Digitalisation is undoubtedly set to be one of the biggest forces acting on all aspects of shipping markets in the decade ahead, as we report in depth this week in our business focus.
Despite shipping still being a physical industry built on steel and skilled judgement, the need to change and improve processes and procedures is a competitive necessity not a choice.
In this increasingly digital world, shipowners, operators and service providers are all working diligently to create their own new platforms to deliver digital solutions to today’s traditional analogue working habits.
Ringing the changes
However, anyone who dares to think the rate of change can be determined by shipping’s internal agenda — as largely has been the case up until now — may be in for a rude shock.
Instead, it is increasingly becoming clear that it will be shipping’s customers who provide the drive for the next digital rush.
Already the container shipping sector is having to rapidly adapt to provide its services in a digital fashion to its clients; from online freight rate quotations and bookings, to cargo tracking to ensure just-in-time delivery.
Next in line for such upheavals will be the dry and wet bulk cargo shipping business, if signs emerging from the commodity trading world are correct.
Faced with falling trading margins over the last few years, the major trading houses are under pressure to invest in the next generation of predictive analysis and digital intelligence to enable them to remain competitive.

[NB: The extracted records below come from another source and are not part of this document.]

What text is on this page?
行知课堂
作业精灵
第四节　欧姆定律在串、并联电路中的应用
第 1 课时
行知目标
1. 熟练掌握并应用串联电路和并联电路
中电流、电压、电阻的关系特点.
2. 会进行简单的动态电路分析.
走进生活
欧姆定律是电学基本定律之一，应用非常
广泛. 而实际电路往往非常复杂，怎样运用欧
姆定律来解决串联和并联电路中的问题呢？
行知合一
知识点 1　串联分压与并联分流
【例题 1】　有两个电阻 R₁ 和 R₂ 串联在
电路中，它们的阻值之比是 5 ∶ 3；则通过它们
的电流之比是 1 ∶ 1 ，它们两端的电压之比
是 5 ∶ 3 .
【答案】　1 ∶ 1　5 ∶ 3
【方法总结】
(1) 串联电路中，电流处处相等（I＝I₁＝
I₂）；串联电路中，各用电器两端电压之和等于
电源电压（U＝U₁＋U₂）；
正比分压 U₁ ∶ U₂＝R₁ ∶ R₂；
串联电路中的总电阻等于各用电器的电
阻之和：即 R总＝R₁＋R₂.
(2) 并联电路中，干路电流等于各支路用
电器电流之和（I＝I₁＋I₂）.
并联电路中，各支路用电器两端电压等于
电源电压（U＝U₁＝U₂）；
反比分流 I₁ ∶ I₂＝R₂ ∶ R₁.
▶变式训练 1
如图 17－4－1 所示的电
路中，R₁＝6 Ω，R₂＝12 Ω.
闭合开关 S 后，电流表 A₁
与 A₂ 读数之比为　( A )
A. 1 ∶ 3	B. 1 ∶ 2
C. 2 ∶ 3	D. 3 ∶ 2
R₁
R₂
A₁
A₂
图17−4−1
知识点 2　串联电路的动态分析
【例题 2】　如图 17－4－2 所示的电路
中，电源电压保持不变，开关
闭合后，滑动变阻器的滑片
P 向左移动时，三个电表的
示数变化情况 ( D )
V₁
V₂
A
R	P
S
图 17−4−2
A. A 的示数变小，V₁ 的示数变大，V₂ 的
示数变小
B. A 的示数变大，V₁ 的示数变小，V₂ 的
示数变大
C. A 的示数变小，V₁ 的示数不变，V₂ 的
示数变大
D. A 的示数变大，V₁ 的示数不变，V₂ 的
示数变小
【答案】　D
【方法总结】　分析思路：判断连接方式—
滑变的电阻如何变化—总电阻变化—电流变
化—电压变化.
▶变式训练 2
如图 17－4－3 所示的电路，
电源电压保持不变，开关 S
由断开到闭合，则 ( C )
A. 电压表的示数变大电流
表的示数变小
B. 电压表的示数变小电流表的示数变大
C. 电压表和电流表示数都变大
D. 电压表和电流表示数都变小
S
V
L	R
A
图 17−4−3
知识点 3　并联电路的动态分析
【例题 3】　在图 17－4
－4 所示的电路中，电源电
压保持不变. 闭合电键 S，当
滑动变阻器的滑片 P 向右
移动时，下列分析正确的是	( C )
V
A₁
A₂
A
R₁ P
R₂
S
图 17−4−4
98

Oliver Wyman, the global consultancy which tracks the performance of the largely private commodities trading world, believes digital will be the next front line in the battle for dominance.
And as the hunt for better margins and smarter trading intensifies, shipowners and operators servicing those markets will be under intense pressure to apply the same digital standards to their own operations.
As the hunt for better margins and smarter trading intensifies, shipowners and operators servicing those markets will be under intense pressure to apply the same digital standards to their own operations
Commodity trading margins have fallen more than 20% since their recent peak in 2015, New York-based management consultants Oliver Wyman says in a report into the market’s digital future published this week.
Falling margins
In 2018, it is estimated traders made about $35bn in gross margin, down from $44bn in 2015. While the volume of commodity contracts has nearly tripled in the past decade, market data has become more readily available and shared, eroding the traditional advantage held by the big traders.
In this new environment, the major traders risk facing a squeeze from both sides. Such market knowledge gives miners and national oil companies greater pricing power, while new online platforms are set to take their slice of the pie.
In this scenario, Oliver Wyman sees a further fall of 15% in gross trading margins to less than $30bn by 2025.
It will be up to the major trading houses to “go back to the future” if they are to maintain a dominant position, says the consultancy.
Instead of relying on extensive traditional information networks to gain advantages from proprietary data, traders will need to make significant investment in sophisticated systems and staff to compete using insights from common data sources.
This is likely to be a fertile area for the emerging science of predictive analytics, requiring traders to invest millions in pilot programmes and business incubators to gain the elusive trading edge.
Trading will need to be faster and smarter if margins are going to be maintained, and that will have significant implications for the physical supply chain, including tonnage providers.
Smart traders
Not only will partners need to be able to integrate with rising digital technical standards and faster speeds demanded by the traders, they will be under intense pressure to keep their own margins low.
The rising tide of digitalisation will force shipping to be even more acutely competitive, rather than less. Pressure on others in the shipping networks, from brokers to suppliers, to adapt their processes to the new digital era will also intensify.
In terms of shipping’s digital shift, we haven’t seen anything yet.